# Part 1: Data Preparation

 - Objective: Analyze changes in Data Science and Analytics (DSA) job content over the past 10 months in Taipei.

 - Data Collection: Compilation of job data in Taipei, focusing on positions related to Data Science and Analytics.

 - Data Scope: The dataset includes some positions that may not be directly relevant to DSA.

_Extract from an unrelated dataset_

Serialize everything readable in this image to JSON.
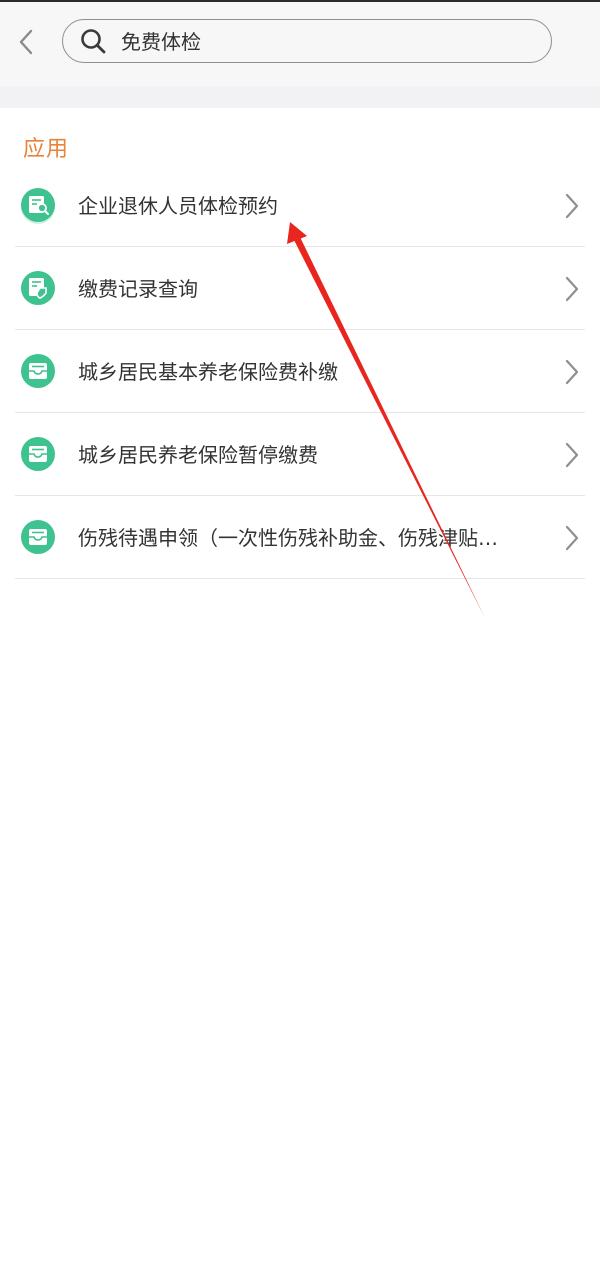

 - Initial Step: Filter out job postings that are not pertinent to DSA.
 
 - Analysis Method: Employ dynamic topic modeling to identify shifts in the content of DSA job descriptions during the 10-month period.

# Environment Setup

In [None]:
import utils, json
import pandas as pd
import numpy as np

In [2]:
bigquery_client = utils.get_bigquery_client("job")

# Data Acquisition

## From BigQuery

In [3]:
query = """
with
  raw_data as 
    (
      select
        *,
        row_number() over(partition by id order by update_date desc) as order_id
      from `{{project}}.{{dataset}}.{{datatable}}`
    ),
  latest as 
    (
      select
        * except(order_id)
      from raw_data
      where order_id = 1
    )
  select
    id,
    job_name,
    job_desc
  from latest
  where ( salary like any ("%面議%", "%月薪%", "%年薪%") ) 
    and lower(job_name) not like any ("%實習%", "%工讀%", "%打工%", "%接案%", "%parttime%", "%part time%", "%part-time%", "%intern%")
"""
data = utils.get_bigquery_query(query, bigquery_client)

In [4]:
data.info()

In [5]:
data.to_csv("data/20231119_job_market_job.csv", index=False)

## Get Embeddings

In [6]:
list_job_name = utils.get_splited_list(data["job_name"].tolist(), 2000)
list_job_name_embeddings = [utils.get_openai_embedding(i) for i in list_job_name]
list_job_name_embeddings = [i for j in list_job_name_embeddings for i in j]
list_job_name_embeddings = [i.embedding for i in list_job_name_embeddings]

In [7]:
json.dump(list_job_name_embeddings, open("data/20231119_job_market_job_name_embeddings.json", "w"))

## Load

In [8]:
data = pd.read_csv("data/20231119_job_market_job.csv")
list_job_name_embeddings = json.load(open("data/20231119_job_market_job_name_embeddings.json", "r"))